4.1. Tip for Students
Always rewrite the equation in standard form first. If the equation is not arranged properly, a, b, and c may be identified incorrectly.
5. Worked Examples
These examples show how to use the quadratic formula step-by-step:
5.1. Example 1: Simple Numbers
Solve: \(x^2 - 5x + 6 = 0\)
Here: \(a = 1\), \(b = -5\), \(c = 6\)
Discriminant: \(b^2 - 4ac = 25 - 24 = 1\)
\(x = \dfrac{-(-5) \pm \sqrt{1}}{2} = \dfrac{5 \pm 1}{2}\)
Solutions: \(x = 3\), \(x = 2\)
5.2. Example 2: Roots Involving Irrational Numbers
Solve: \(x^2 - 3x - 2 = 0\)
\(a = 1, b = -3, c = -2\)
Discriminant: \(9 + 8 = 17\)
\(x = \dfrac{3 \pm \sqrt{17}}{2}\)
5.3. Example 3: When a ≠ 1
Solve: \(2x^2 + 3x - 5 = 0\)
\(a = 2, b = 3, c = -5\)
Discriminant: \(9 + 40 = 49\)
\(x = \dfrac{-3 \pm 7}{4}\)
Solutions: \(x = 1\), \(x = -\dfrac{5}{2}\)
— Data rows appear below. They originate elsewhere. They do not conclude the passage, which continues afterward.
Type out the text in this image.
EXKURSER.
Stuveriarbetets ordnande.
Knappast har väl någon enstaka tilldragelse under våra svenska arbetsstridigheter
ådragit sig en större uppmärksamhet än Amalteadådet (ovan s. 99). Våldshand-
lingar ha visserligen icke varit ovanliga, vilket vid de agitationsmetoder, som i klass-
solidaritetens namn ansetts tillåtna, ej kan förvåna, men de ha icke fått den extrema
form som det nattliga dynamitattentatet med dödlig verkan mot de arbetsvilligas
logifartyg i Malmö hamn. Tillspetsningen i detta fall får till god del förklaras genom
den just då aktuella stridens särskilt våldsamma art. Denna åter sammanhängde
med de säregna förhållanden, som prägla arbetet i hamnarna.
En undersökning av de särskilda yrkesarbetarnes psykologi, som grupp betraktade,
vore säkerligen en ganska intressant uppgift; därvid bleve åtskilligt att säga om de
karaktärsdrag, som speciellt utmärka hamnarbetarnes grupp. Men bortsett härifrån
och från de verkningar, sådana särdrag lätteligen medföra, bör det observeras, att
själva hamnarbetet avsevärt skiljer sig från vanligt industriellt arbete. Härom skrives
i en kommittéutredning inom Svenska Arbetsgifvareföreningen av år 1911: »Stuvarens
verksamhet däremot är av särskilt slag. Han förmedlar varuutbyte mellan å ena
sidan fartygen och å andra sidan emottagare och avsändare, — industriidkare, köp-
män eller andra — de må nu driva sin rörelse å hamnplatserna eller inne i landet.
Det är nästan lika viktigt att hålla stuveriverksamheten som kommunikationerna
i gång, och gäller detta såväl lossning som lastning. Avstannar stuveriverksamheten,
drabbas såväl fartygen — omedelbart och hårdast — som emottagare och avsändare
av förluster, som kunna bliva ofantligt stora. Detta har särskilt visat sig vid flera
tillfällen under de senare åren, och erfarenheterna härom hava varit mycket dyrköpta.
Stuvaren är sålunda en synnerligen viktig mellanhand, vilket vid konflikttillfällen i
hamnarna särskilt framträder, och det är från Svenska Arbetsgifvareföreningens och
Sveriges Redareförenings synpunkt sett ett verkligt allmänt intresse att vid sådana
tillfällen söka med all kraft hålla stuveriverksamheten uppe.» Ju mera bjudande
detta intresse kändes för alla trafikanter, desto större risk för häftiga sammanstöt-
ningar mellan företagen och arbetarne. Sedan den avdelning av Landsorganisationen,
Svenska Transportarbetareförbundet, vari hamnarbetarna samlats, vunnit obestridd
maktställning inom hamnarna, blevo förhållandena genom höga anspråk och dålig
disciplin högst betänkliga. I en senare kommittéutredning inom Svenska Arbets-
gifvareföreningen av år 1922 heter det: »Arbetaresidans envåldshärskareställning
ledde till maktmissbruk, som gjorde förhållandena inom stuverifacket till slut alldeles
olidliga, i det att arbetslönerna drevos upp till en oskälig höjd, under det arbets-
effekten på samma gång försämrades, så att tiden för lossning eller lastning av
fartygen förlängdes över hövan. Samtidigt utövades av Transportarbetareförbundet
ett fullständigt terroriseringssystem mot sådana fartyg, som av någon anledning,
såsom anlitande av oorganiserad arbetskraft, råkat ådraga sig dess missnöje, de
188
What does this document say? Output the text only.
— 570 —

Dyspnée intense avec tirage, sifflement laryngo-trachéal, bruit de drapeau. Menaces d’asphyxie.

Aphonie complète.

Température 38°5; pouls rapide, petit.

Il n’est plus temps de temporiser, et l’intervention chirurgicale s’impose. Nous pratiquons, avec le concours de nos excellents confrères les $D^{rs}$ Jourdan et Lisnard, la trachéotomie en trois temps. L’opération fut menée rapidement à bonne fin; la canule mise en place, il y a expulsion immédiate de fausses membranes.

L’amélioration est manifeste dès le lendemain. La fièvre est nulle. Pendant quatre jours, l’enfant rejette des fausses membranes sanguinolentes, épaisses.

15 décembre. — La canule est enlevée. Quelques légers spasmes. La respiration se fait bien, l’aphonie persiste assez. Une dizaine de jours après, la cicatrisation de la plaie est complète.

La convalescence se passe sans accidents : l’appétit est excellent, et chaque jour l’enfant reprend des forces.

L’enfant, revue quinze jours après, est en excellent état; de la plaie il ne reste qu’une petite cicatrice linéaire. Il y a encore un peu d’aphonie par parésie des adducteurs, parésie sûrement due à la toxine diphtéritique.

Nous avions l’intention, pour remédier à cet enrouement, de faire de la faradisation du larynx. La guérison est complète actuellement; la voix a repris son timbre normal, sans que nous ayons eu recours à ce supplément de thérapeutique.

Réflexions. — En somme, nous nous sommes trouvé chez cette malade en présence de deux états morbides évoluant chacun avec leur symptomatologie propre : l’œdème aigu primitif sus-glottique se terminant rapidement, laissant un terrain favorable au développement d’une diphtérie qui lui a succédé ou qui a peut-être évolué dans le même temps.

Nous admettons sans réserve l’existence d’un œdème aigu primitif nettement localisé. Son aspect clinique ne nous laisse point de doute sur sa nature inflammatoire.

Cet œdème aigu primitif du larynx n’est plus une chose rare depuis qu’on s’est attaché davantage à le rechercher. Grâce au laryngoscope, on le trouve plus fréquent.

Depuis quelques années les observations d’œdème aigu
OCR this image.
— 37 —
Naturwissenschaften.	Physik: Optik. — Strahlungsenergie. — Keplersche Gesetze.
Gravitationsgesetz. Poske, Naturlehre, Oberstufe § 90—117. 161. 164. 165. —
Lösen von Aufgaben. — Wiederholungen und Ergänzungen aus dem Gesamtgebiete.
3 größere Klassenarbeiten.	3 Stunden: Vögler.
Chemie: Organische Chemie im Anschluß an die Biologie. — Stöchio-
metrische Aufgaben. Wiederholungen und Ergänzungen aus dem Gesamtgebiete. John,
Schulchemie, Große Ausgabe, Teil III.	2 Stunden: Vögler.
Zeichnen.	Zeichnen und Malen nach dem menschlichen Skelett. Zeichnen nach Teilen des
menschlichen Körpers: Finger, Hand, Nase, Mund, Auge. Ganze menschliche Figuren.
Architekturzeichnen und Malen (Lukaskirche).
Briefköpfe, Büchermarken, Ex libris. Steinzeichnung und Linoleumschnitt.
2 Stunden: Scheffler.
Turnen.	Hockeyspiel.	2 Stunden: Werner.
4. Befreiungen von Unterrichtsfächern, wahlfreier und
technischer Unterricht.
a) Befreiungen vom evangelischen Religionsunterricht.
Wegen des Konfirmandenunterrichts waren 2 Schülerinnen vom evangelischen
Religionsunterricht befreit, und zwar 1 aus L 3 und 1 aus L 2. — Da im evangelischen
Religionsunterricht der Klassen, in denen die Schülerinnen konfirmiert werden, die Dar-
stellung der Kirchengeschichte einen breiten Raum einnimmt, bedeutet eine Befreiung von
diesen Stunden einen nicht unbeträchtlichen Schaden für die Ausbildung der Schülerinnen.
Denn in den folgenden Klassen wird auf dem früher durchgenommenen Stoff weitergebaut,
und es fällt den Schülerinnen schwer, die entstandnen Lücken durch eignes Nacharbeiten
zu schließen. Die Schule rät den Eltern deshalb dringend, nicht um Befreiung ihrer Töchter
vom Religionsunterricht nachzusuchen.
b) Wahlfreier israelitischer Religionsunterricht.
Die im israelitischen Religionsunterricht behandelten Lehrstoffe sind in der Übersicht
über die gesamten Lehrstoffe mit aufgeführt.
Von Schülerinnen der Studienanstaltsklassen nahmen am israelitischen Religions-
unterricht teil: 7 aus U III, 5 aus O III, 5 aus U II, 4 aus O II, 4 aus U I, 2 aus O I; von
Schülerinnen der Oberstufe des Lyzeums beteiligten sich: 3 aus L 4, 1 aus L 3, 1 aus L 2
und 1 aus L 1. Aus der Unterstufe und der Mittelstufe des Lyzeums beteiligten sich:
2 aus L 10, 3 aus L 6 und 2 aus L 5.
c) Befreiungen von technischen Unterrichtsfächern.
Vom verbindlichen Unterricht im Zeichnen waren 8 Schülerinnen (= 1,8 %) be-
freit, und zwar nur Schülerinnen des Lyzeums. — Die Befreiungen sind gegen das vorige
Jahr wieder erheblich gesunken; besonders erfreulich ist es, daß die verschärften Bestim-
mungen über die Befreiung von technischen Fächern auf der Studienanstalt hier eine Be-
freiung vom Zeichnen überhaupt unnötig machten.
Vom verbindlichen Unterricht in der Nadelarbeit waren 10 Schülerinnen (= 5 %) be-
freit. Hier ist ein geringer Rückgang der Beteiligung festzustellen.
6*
5.4. Example 4: When Roots Are Equal
Solve: \(x^2 - 4x + 4 = 0\)
\(a = 1, b = -4, c = 4\)
Discriminant: \(16 - 16 = 0\)
So both roots are:
\(x = \dfrac{4}{2} = 2\)
6. Connection to the Discriminant
The discriminant \(D = b^2 - 4ac\) tells us about the nature of roots:
- If \(D > 0\): two real and distinct roots
- If \(D = 0\): one real repeated root
- If \(D < 0\): no real roots (complex roots)
7. Advantages of Using the Quadratic Formula
- Works for all quadratic equations.
- No need for factorisation.
- Efficient when numbers are large or roots are complex.
- Direct substitution gives exact solutions.
8. Common Mistakes
- Incorrect identification of a, b, and c.
- Forgetting to include ± in the formula.
- Incorrect simplification of the discriminant.
- Sign errors when computing −b.
- Dividing incorrectly by 2a.
9. Quick Practice
Solve the following using the quadratic formula:
- \(x^2 + 2x - 3 = 0\)
- \(3x^2 - x - 4 = 0\)
- \(x^2 + x + 1 = 0\)
- \(5x^2 - 6x + 1 = 0\)
10. Summary
- The quadratic formula gives the solutions of any quadratic equation.
- Roots are computed using: \(x = \dfrac{-b \pm \sqrt{b^2 - 4ac}}{2a}\).
- Discriminant decides the nature of the roots.
- Always simplify carefully to avoid sign errors.